Él se encoge de hombros con elegancia, entrando en el juego.

—Bravo por el aburrimiento, si la ha traído aquí.

Hay algo en la expresión de este hombre que la cohíbe un poco. Si él fuera más joven, sospecharía que trata de cortejarla. Y quizá lo haga. Maria piensa que sería típico que sólo pudiera despertar interés en un hombre mayor que su padre.

Sturrock pide café y dice:

—¿Le parecería inapropiado que la invitara a subir a mi habitación?

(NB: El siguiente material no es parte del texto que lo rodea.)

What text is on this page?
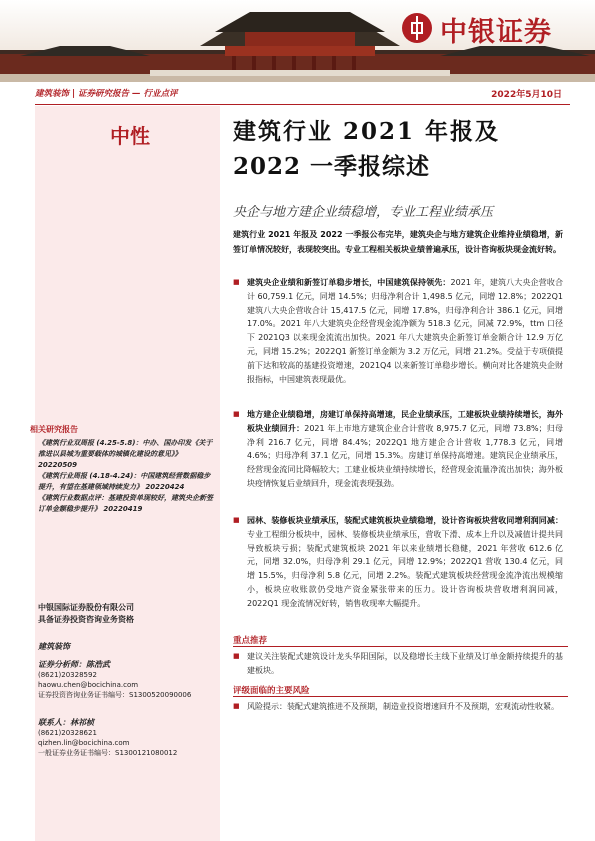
中银证券
建筑装饰 | 证券研究报告 — 行业点评	2022年5月10日
中性
相关研究报告

《建筑行业双周报 (4.25-5.8)：中办、国办印发《关于推进以县城为重要载体的城镇化建设的意见》》 20220509

《建筑行业周报 (4.18-4.24)：中国建筑经营数据稳步提升，有望在基建领域持续发力》 20220424

《建筑行业数据点评：基建投资单现较好，建筑央企新签订单金额稳步提升》 20220419

中银国际证券股份有限公司
具备证券投资咨询业务资格
建筑装饰
证券分析师：陈浩武
(8621)20328592
haowu.chen@bocichina.com
证券投资咨询业务证书编号：S1300520090006
联系人：林祁桢
(8621)20328621
qizhen.lin@bocichina.com
一般证券业务证书编号：S1300121080012
建筑行业 2021 年报及
2022 一季报综述
央企与地方建企业绩稳增，专业工程业绩承压
建筑行业 2021 年报及 2022 一季报公布完毕，建筑央企与地方建筑企业维持业绩稳增，新签订单情况较好，表现较突出。专业工程相关板块业绩普遍承压，设计咨询板块现金流好转。
■ 建筑央企业绩和新签订单稳步增长，中国建筑保持领先：2021 年，建筑八大央企营收合计 60,759.1 亿元，同增 14.5%；归母净利合计 1,498.5 亿元，同增 12.8%；2022Q1 建筑八大央企营收合计 15,417.5 亿元，同增 17.8%，归母净利合计 386.1 亿元，同增 17.0%。2021 年八大建筑央企经营现金流净额为 518.3 亿元，同减 72.9%，ttm 口径下 2021Q3 以来现金流流出加快。2021 年八大建筑央企新签订单金额合计 12.9 万亿元，同增 15.2%；2022Q1 新签订单金额为 3.2 万亿元，同增 21.2%。受益于专项债提前下达和较高的基建投资增速，2021Q4 以来新签订单稳步增长。横向对比各建筑央企财报指标，中国建筑表现最优。
■ 地方建企业绩稳增，房建订单保持高增速，民企业绩承压，工建板块业绩持续增长，海外板块业绩回升：2021 年上市地方建筑企业合计营收 8,975.7 亿元，同增 73.8%；归母净利 216.7 亿元，同增 84.4%；2022Q1 地方建企合计营收 1,778.3 亿元，同增 4.6%；归母净利 37.1 亿元，同增 15.3%。房建订单保持高增速。建筑民企业绩承压，经营现金流同比降幅较大；工建业板块业绩持续增长，经营现金流量净流出加快；海外板块疫情恢复后业绩回升，现金流表现强劲。
■ 园林、装修板块业绩承压，装配式建筑板块业绩稳增，设计咨询板块营收同增利润同减：专业工程细分板块中，园林、装修板块业绩承压，营收下滑、成本上升以及减值计提共同导致板块亏损；装配式建筑板块 2021 年以来业绩增长稳健，2021 年营收 612.6 亿元，同增 32.0%，归母净利 29.1 亿元，同增 12.9%；2022Q1 营收 130.4 亿元，同增 15.5%，归母净利 5.8 亿元，同增 2.2%。装配式建筑板块经营现金流净流出规模缩小，板块应收账款仍受地产资金紧张带来的压力。设计咨询板块营收增利润同减，2022Q1 现金流情况好转，销售收现率大幅提升。
重点推荐
■ 建议关注装配式建筑设计龙头华阳国际，以及稳增长主线下业绩及订单金额持续提升的基建板块。
评级面临的主要风险
■ 风险提示：装配式建筑推进不及预期，制造业投资增速回升不及预期，宏观流动性收紧。
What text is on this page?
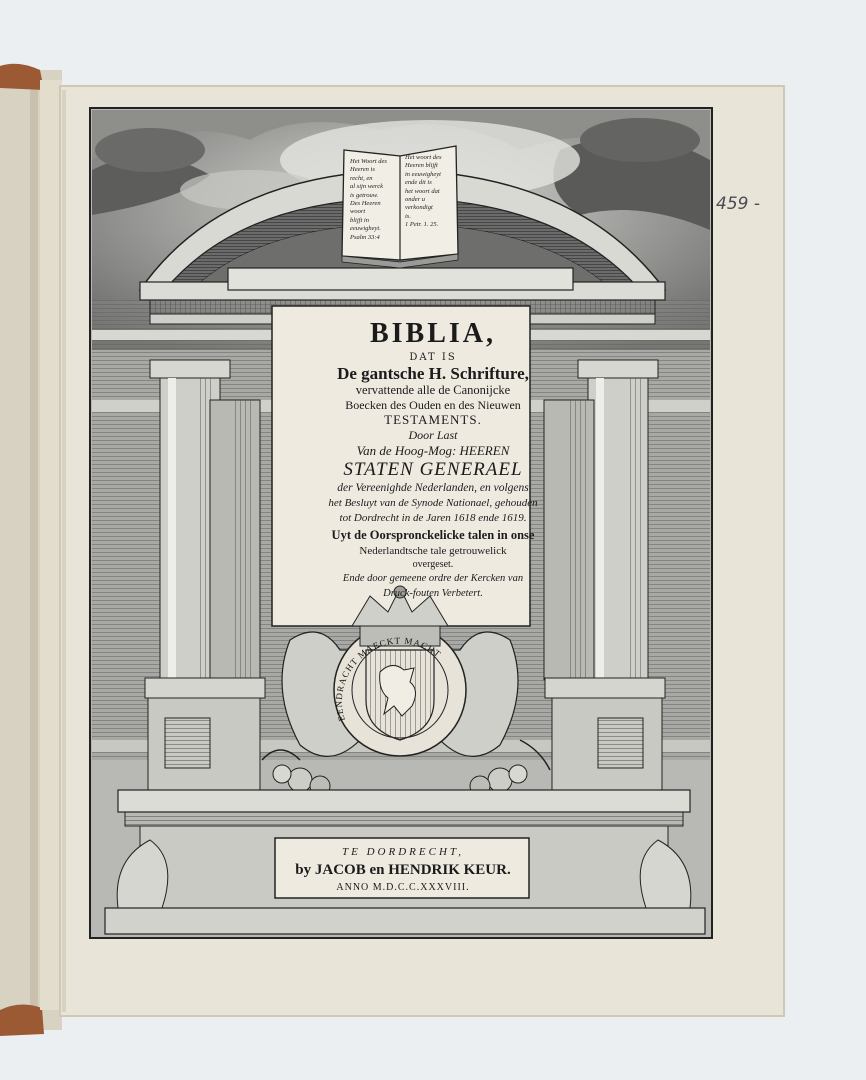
EENDRACHT MAECKT MACHT
Het Woort des
Heeren is
recht, en
al sijn werck
is getrouw.
Des Heeren
woort
blijft in
eeuwigheyt.
Psalm 33:4
Het woort des
Heeren blijft
in eeuwigheyt
ende dit is
het woort dat
onder u
verkondigt
is.
1 Petr. 1. 25.
BIBLIA,
DAT IS
De gantsche H. Schrifture,
vervattende alle de Canonijcke
Boecken des Ouden en des Nieuwen
TESTAMENTS.
Door Last
Van de Hoog-Mog: HEEREN
STATEN GENERAEL
der Vereenighde Nederlanden, en volgens
het Besluyt van de Synode Nationael, gehouden
tot Dordrecht in de Jaren 1618 ende 1619.
Uyt de Oorspronckelicke talen in onse
Nederlandtsche tale getrouwelick
overgeset.
Ende door gemeene ordre der Kercken van
Druck-fouten Verbetert.
TE DORDRECHT,
by JACOB en HENDRIK KEUR.
ANNO M.D.C.C.XXXVIII.
459 -
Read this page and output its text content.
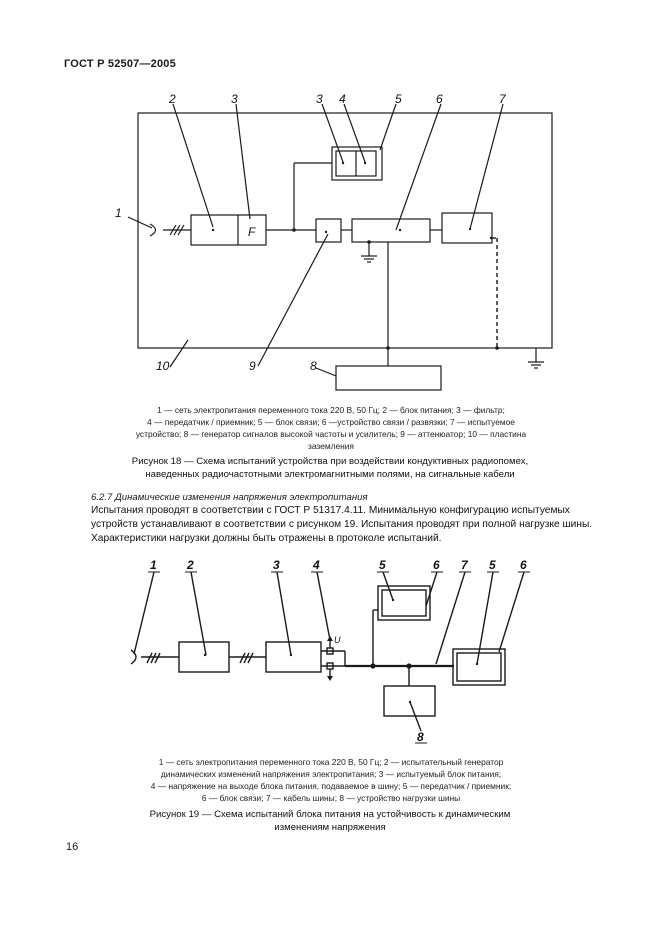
ГОСТ Р 52507—2005
2	3	3 4	5	6	7
1
F
9
10	8

1 — сеть электропитания переменного тока 220 В, 50 Гц; 2 — блок питания; 3 — фильтр;

4 — передатчик / приемник; 5 — блок связи; 6 —устройство связи / развязки; 7 — испытуемое

устройство; 8 — генератор сигналов высокой частоты и усилитель; 9 — аттенюатор; 10 — пластина

заземления

Рисунок 18 — Схема испытаний устройства при воздействии кондуктивных радиопомех,

наведенных радиочастотными электромагнитными полями, на сигнальные кабели

6.2.7 Динамические изменения напряжения электропитания

Испытания проводят в соответствии с ГОСТ Р 51317.4.11. Минимальную конфигурацию испытуемых

устройств устанавливают в соответствии с рисунком 19. Испытания проводят при полной нагрузке шины.

Характеристики нагрузки должны быть отражены в протоколе испытаний.

1	2	3	4	5	6 7 5 6
8
U

1 — сеть электропитания переменного тока 220 В, 50 Гц; 2 — испытательный генератор

динамических изменений напряжения электропитания; 3 — испытуемый блок питания;

4 — напряжение на выходе блока питания, подаваемое в шину; 5 — передатчик / приемник;

6 — блок связи; 7 — кабель шины; 8 — устройство нагрузки шины

Рисунок 19 — Схема испытаний блока питания на устойчивость к динамическим

изменениям напряжения

16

Es que allí tengo algo que me gustaría enseñarle.

—No, no me parecería inapropiado. —Y lo curioso es que, a pesar de sus sospechas, no se lo parece.

La habitación huele a humedad pero está limpia. Él recoge los papeles de la mesa que hay frente a la ventana y acerca dos sillas. Maria se sienta, halagada por sus atenciones. Debía de ser muy guapo de joven, y todavía lo es, con su cabellera blanca y sus ojos azules. Se sonríe interiormente de su propia tontería.

Por la ventana se ve la calle. Es un excelente observatorio. Todos los vecinos de Caulfield pasan por la tienda, antes o después. Hasta se ve parte de su casa a lo lejos y más allá, en sentido oblicuo, una extensión de agua gris, hosca bajo las nubes bajas.

—No es una habitación precisamente palaciega, pero sirve.

—¿Usted trabaja aquí?

—En cierto modo. —Él se sienta y le acerca un papel—. ¿Qué opina de esto?

Maria lo coge. Es una página arrancada de un cuaderno, aunque no recientemente. Tiene marcas de lápiz y en el primer momento no sabe en qué sentido mirar. Son líneas que forman ángulos, diagonales y paralelas. En torno a las marcas hay varias figuras estilizadas que no componen ningún esquema perceptible. Las examina atentamente.

—Siento defraudarlo, pero no entiendo nada —se rinde—. ¿Está completo?

—Sí, que yo sepa. Es la copia completa de lo grabado en una pieza, pero puede haber otras, desde luego.

—¿Copia de una pieza de qué? No es babilónico, ¿verdad?, aunque parece escritura cuneiforme.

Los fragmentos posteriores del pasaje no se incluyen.